WASHINGTON — Typically, the FBI has turned to polygraph tests to sniff out employees who might have betrayed their country or shown they cannot be trusted with secrets.

Since Kash Patel took office as the director of the FBI, the bureau has significantly stepped up the use of the lie-detector test, at times subjecting personnel to a question as specific as whether they have cast aspersions on Patel himself.

In interviews and polygraph tests, the FBI has asked senior employees whether they have said anything negative about Patel, according to two people with knowledge of the questions and others familiar with similar accounts.

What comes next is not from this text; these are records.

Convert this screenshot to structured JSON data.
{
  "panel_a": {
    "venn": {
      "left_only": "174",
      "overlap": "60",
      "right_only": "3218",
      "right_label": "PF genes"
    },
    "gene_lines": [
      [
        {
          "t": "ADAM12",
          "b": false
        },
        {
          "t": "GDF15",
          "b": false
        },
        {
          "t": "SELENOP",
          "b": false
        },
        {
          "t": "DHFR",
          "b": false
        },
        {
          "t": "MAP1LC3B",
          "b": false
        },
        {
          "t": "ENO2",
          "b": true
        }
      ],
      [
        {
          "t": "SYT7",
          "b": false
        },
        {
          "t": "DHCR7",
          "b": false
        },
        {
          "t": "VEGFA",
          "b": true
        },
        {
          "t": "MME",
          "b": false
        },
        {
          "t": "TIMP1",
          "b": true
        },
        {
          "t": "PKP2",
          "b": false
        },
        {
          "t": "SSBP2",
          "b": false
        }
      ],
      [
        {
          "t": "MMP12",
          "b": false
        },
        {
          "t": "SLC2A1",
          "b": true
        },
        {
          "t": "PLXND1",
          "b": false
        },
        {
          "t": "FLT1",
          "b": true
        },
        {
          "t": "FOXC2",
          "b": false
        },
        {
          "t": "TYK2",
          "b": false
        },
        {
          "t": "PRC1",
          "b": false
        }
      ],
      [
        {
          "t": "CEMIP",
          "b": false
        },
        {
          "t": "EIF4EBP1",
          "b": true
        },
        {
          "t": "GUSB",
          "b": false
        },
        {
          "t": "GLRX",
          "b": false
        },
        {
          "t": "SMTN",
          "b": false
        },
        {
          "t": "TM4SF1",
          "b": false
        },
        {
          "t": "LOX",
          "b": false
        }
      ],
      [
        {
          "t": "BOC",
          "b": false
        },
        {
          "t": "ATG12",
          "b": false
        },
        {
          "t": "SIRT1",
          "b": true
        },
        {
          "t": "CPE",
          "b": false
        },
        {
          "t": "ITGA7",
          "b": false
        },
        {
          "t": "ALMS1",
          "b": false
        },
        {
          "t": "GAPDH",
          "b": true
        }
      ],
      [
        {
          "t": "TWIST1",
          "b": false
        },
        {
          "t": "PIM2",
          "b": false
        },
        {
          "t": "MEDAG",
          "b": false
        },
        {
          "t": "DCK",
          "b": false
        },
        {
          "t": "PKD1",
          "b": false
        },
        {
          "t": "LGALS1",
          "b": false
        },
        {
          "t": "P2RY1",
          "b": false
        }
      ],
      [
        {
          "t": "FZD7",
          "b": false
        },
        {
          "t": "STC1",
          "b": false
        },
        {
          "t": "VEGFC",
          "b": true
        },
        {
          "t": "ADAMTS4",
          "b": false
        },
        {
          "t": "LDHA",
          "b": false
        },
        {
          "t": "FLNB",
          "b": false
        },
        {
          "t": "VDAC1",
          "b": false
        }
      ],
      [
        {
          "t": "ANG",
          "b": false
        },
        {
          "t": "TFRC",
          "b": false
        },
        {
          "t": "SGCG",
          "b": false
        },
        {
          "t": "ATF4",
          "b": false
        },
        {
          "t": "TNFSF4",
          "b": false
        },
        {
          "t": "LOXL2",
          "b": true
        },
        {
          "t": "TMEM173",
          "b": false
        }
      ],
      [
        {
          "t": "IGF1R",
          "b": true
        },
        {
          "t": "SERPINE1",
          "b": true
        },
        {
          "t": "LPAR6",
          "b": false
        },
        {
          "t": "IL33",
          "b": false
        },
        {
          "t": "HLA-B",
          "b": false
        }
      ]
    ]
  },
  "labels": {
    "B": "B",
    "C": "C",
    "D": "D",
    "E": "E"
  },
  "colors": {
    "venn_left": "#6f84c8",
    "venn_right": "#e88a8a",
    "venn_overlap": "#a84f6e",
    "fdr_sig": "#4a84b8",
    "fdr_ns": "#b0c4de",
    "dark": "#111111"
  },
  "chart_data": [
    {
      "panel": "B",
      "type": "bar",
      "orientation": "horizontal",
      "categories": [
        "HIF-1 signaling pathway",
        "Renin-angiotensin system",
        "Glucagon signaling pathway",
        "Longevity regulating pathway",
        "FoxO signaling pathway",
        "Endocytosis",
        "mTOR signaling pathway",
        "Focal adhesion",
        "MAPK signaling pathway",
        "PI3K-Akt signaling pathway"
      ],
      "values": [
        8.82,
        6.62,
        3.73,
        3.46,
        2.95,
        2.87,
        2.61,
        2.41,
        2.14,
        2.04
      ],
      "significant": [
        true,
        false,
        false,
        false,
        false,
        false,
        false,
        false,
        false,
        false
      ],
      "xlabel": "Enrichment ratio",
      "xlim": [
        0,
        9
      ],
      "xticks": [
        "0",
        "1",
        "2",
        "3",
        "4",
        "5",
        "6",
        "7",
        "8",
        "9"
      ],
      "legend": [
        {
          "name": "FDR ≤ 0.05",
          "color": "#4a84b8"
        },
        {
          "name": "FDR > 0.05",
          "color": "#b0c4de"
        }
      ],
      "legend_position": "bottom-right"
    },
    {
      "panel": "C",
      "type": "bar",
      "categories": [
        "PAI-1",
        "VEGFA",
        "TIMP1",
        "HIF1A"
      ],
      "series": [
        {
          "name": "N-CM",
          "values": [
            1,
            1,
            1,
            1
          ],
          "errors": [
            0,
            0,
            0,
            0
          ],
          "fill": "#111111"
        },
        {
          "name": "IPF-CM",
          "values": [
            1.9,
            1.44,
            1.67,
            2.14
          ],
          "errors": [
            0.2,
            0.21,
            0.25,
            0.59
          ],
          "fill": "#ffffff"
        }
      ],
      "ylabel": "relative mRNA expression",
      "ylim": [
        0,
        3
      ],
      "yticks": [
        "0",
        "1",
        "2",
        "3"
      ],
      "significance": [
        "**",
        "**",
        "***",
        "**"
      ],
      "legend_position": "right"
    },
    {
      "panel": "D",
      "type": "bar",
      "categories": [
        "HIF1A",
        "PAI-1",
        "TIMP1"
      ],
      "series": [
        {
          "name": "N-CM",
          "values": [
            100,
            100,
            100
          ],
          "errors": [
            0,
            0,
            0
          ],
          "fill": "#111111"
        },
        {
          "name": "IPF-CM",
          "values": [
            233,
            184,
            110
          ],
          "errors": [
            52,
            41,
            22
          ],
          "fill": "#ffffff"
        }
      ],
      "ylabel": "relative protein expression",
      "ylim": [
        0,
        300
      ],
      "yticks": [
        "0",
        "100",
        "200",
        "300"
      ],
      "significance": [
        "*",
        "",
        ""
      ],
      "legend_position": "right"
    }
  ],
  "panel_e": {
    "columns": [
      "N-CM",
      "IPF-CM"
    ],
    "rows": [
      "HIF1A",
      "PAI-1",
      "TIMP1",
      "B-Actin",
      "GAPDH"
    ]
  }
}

The use of the polygraph, and the nature of the questioning, is part of the FBI’s broader crackdown on news leaks, reflecting, to a degree, Patel’s acute awareness of how he is publicly portrayed. The moves, former bureau officials say, are politically charged and highly inappropriate, underscoring what they describe as an alarming quest for fealty at the FBI, where there is little tolerance for dissent. Disparaging Patel or his deputy, Dan Bongino, former officials say, could cost people their job.

“An FBI employee’s loyalty is to the Constitution, not to the director or deputy director,” said James Davidson, a former agent who spent 23 years in the bureau. “It says everything about Patel’s weak constitution that this is even on his radar.”

The FBI declined to comment, citing “personnel matters and internal deliberations.”